Aubrey (played to perfection by a radiant Virginia Gardner) is wracked with pain after the death of her best friend Grace. Following the funeral, Aubrey finds herself inexplicably drawn to Grace’s apartment, where she ends up spending a night. When Aubrey wakes in the morning, she finds the surrounding area transformed into a living nightmare: bloodstained clothes are strewn in the snowy streets, buildings are crumbling, and the whole town is empty save for terrifying creatures. It turns out that Aubrey is experiencing the end of the world, and only one thing can aid her.
Before Grace died, she recorded a mixtape—which Aubrey discovers in the apartment—describing a series of signals that can fend off the beasts roaming around. While some of the signals are hidden in radio transmissions, the remaining ones are concealed in other cassettes scattered across the town. Aubrey must find, collect, and play them; only then will she be able to banish the monsters and perhaps come to terms with her loss.
In its initial twenty-five-odd minutes, Starfish seems to be primarily a meditation on mourning and loss. There’s little to indicate the horrors to come, because it prioritizes immersing us in Aubrey’s pain over immediately devolving into apocalyptic madness. The camera often lingers for what feels like forever on unbroken shots of Aubrey’s most mundane tasks: stirring a drink. Lying in bed. Feeding a pet turtle. It’s all enough to almost make you wonder when something will happen. But the patient viewer will soon discover that these moments are meant to feel long and frozen in much the same way that grief often does. Starfish moves slowly because it wants us to experience Aubrey’s pain with her—and we do. We languish away with her in her dead friend’s apartment. We’re practically sitting next to her on the couch.
The first real scare of the film comes packaged as a grief-fueled hallucination of a silver-haired Grace, appearing in her old bed for a split second next to Aubrey and then disappearing as quickly as she came. Every hideous monster that appears after that moves in the same manner, blink-and-you’ll-miss-it style. Much like Grace, they come out of nowhere with barely any time given to actually process their actions. All you really get is a long, quiet buildup, a split-second climax, the chaos left in the wake.
Which makes sense, because, again, this is a film of patient payoffs, of delightfully slow burns. There’s no immediate rush to reveal a killer or bloodied body or hideous creature—and perhaps that’s what makes the whole thing so effective in its ability to unsettle. All of these painstakingly sedate and silent moments only heighten the impact of the monsters that come, when they finally do come.
What’s most interesting about Starfish is that there’s a certain kind of muted beauty to some of these creatures. There is, for instance, a sequence in which Aubrey stares up in awe and wonderment at a many-legged monster stretching across the sky, its stomach glowing bright blue. In watching any other film, a viewer might have felt uneasy at the sight—but here, it was hard to be terrified. This thing was far too beautiful.
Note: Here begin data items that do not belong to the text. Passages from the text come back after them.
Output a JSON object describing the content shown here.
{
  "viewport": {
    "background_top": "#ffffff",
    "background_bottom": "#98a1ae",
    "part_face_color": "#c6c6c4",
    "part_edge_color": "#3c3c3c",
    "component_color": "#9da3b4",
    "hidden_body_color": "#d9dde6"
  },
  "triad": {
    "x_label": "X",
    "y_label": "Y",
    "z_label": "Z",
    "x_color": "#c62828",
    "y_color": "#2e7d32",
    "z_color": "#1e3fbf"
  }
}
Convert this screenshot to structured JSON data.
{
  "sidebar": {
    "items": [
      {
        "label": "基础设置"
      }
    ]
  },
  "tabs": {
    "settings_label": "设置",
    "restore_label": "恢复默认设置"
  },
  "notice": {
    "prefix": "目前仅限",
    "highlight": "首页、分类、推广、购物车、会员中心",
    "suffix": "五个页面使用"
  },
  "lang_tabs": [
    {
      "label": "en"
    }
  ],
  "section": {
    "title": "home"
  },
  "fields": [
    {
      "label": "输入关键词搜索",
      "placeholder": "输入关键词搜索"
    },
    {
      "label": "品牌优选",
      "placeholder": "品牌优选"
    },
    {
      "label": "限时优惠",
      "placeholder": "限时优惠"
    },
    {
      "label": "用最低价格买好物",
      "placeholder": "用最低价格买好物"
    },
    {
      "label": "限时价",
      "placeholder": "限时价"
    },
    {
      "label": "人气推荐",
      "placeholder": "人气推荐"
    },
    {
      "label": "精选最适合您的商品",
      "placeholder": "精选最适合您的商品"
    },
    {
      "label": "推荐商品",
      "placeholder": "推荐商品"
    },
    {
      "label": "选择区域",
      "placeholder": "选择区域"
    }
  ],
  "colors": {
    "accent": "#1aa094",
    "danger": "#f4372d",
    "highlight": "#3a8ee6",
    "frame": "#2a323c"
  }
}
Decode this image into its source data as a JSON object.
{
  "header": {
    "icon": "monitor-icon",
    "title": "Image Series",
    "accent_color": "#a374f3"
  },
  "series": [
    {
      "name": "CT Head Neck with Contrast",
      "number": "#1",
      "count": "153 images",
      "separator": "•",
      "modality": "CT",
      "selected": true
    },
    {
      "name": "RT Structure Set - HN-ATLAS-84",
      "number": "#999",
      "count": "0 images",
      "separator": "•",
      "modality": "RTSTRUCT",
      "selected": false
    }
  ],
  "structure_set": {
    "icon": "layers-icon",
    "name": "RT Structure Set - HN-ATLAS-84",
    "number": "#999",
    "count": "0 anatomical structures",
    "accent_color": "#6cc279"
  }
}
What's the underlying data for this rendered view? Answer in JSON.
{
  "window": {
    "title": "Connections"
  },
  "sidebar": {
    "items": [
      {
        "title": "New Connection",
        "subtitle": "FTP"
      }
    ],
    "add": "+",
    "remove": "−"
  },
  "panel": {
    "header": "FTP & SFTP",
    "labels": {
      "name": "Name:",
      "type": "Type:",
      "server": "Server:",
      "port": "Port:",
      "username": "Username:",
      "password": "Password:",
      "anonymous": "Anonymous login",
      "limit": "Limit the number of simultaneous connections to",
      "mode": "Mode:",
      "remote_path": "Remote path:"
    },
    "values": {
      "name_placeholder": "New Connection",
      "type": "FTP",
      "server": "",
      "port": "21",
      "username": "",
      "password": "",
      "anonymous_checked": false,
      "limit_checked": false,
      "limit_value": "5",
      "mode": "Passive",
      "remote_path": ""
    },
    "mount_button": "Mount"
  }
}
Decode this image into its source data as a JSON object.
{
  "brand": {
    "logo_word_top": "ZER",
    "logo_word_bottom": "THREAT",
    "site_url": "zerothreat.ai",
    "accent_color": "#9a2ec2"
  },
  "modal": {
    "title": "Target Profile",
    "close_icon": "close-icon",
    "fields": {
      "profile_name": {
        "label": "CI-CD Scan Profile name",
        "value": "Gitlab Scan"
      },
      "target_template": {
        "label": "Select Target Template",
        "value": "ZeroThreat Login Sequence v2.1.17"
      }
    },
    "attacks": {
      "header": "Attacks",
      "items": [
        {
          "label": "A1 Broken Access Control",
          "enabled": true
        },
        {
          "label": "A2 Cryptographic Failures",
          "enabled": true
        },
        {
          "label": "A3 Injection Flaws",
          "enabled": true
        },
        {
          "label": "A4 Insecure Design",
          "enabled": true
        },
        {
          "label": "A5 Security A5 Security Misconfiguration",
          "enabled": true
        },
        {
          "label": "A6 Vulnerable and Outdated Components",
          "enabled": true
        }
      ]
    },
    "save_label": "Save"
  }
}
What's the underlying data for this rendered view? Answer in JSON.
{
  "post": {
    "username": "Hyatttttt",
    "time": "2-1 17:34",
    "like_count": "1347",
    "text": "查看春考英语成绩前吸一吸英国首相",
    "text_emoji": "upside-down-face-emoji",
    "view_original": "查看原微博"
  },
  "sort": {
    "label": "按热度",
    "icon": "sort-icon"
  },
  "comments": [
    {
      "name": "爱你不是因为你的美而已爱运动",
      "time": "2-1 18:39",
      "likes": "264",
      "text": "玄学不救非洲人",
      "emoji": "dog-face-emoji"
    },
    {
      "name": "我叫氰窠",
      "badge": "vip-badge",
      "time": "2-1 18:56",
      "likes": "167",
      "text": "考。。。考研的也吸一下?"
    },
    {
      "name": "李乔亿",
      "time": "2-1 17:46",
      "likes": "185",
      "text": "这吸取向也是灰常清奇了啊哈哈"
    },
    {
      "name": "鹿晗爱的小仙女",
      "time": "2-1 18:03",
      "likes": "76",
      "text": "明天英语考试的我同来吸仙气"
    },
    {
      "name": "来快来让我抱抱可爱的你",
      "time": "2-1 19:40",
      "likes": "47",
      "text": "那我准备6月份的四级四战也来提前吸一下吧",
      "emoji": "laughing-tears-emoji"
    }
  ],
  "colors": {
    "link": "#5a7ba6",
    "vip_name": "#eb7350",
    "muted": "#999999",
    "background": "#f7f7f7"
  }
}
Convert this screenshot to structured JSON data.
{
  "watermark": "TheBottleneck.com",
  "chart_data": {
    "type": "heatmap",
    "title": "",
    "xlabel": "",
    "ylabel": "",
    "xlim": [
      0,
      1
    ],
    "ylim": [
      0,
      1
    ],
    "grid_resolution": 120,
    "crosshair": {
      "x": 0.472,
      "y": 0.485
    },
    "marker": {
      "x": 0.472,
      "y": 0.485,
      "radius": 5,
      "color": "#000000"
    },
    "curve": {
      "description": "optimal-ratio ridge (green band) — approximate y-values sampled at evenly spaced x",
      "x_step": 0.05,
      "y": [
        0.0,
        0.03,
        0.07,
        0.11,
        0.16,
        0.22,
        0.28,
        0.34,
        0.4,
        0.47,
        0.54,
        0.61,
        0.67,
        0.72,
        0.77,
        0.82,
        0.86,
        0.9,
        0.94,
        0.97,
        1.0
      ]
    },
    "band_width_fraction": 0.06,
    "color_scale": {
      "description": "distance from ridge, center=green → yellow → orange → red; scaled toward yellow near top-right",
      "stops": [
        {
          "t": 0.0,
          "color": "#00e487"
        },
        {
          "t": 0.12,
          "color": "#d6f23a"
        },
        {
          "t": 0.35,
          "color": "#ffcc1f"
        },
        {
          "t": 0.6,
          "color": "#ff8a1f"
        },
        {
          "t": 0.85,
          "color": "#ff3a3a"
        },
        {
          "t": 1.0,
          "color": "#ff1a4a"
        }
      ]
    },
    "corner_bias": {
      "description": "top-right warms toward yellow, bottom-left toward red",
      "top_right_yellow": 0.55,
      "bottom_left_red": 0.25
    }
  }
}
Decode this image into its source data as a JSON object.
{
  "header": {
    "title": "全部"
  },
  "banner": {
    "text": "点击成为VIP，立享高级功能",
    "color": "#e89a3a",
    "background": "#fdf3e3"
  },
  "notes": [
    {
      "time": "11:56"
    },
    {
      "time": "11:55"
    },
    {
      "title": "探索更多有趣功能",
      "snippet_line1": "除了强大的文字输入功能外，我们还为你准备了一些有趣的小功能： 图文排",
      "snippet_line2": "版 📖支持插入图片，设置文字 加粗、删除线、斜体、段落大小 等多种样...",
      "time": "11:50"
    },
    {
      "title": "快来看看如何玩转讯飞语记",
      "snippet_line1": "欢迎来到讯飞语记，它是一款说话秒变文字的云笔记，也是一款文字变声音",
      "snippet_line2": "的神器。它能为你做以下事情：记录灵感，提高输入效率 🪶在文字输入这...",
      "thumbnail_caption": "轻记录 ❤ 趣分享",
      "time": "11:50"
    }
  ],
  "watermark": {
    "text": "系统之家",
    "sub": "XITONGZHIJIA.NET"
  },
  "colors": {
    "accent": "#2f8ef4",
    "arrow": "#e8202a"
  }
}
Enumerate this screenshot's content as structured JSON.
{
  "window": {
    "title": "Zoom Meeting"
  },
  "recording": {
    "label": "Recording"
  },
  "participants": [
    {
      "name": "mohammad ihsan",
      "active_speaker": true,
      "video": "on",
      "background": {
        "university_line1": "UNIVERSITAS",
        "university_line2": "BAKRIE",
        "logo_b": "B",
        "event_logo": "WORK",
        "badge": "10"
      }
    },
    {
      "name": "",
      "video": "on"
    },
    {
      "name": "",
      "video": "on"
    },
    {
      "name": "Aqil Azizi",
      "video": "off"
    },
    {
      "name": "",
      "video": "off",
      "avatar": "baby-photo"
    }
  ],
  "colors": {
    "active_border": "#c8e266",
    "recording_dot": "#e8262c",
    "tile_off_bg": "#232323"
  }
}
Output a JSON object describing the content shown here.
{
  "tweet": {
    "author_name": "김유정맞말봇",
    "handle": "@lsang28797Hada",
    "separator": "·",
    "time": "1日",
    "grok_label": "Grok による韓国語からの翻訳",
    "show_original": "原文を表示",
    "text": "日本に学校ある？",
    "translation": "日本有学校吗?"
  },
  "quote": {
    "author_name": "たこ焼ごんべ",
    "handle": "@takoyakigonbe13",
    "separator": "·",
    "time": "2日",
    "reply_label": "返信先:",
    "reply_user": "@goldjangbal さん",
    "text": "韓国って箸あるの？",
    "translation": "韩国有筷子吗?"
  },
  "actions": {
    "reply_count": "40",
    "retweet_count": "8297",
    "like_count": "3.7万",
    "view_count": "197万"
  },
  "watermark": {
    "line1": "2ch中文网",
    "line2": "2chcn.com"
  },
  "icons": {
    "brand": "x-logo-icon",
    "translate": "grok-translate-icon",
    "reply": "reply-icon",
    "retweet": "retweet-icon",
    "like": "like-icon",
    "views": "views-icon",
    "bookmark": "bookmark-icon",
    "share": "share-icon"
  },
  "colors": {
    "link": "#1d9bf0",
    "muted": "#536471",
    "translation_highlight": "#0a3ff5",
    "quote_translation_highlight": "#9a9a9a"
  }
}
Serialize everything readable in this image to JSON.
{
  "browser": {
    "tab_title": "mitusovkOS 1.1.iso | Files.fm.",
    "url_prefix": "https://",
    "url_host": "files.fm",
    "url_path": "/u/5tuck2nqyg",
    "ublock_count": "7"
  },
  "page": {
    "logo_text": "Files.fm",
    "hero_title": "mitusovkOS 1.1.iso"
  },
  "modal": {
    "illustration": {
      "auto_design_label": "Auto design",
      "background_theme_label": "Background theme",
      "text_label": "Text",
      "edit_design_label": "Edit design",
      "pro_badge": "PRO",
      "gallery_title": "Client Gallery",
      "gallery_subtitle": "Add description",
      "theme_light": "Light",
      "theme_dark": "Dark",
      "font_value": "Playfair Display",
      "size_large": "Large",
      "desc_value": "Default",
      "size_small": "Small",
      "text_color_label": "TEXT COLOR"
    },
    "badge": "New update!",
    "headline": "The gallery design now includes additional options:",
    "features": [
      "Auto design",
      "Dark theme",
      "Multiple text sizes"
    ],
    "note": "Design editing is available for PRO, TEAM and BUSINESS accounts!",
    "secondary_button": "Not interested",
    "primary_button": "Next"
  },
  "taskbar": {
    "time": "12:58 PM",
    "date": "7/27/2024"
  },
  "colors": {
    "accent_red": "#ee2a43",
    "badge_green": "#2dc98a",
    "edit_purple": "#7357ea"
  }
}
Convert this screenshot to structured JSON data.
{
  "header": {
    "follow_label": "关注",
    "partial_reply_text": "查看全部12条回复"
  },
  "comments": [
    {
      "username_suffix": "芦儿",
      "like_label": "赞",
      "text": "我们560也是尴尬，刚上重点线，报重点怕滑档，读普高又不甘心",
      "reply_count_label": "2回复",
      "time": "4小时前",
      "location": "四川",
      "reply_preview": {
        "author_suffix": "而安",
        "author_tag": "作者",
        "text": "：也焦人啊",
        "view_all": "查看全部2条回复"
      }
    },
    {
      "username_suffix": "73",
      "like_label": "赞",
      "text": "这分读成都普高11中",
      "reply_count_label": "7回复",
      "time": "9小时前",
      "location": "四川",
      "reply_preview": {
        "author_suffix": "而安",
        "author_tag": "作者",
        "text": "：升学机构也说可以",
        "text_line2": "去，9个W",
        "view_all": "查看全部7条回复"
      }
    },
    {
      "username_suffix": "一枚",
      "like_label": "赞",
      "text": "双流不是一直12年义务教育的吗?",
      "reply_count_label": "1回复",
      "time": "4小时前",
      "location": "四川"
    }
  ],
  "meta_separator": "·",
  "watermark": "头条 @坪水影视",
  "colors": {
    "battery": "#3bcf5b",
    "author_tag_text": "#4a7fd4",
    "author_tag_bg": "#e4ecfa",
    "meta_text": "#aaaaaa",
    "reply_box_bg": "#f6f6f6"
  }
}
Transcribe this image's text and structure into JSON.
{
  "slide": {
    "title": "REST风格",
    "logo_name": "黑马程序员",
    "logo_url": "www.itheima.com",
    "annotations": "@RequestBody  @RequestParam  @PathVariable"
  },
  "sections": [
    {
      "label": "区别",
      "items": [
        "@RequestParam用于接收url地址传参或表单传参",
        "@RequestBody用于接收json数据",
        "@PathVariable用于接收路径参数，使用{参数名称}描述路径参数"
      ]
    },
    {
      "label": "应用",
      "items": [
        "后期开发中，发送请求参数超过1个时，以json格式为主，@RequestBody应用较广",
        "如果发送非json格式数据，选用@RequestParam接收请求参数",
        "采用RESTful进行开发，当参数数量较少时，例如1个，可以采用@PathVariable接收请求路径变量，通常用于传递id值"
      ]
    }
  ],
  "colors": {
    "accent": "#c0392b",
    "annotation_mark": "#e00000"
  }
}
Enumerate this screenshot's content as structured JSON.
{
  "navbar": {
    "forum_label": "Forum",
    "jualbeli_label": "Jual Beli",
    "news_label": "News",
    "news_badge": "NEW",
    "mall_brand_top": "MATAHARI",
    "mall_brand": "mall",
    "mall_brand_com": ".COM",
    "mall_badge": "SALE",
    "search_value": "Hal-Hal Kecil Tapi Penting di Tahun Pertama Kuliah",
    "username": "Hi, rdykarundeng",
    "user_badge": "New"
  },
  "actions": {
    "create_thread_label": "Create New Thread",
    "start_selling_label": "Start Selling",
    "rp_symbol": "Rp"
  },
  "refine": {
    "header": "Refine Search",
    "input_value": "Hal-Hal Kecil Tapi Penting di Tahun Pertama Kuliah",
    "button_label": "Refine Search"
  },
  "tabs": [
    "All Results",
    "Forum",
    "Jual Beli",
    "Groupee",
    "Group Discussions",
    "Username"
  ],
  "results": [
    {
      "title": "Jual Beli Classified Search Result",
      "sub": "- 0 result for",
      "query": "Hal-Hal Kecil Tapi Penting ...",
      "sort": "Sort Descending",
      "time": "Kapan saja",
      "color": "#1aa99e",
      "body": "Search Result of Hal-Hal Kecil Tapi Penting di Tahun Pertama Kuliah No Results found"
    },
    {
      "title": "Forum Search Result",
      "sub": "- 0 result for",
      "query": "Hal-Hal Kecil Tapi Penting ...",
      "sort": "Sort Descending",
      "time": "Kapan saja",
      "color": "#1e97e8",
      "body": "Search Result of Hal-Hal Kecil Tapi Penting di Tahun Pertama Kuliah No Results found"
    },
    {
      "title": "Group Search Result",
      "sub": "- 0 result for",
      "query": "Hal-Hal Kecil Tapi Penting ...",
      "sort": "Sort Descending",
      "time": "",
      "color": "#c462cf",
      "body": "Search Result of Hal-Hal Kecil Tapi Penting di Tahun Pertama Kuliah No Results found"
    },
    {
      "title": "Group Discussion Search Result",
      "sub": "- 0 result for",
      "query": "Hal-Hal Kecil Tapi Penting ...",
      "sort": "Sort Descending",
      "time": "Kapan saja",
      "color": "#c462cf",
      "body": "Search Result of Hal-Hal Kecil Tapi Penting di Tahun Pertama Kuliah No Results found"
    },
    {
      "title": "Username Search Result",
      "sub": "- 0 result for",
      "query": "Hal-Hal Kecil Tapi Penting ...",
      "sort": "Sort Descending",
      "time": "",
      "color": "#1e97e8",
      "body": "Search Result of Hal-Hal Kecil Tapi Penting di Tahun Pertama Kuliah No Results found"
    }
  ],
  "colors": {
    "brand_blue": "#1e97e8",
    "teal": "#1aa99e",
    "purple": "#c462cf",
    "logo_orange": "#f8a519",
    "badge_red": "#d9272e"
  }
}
If Starfish serves as an allegory for the aftermath of loss, then it only makes sense that its most grotesque creatures move with such grace, imitating the delicate nature of the thing they’re representing. If misery and pain have many forms, then it only makes sense that these beasts are just as multifaceted. It’s evident that the true monster of Starfish is grief itself—all of its physical manifestations, all of the Grace-like hallucinations and real, live monsters that come from it.
Starfish is currently streaming on YouTube, Google Play, Amazon Prime, and Vudu.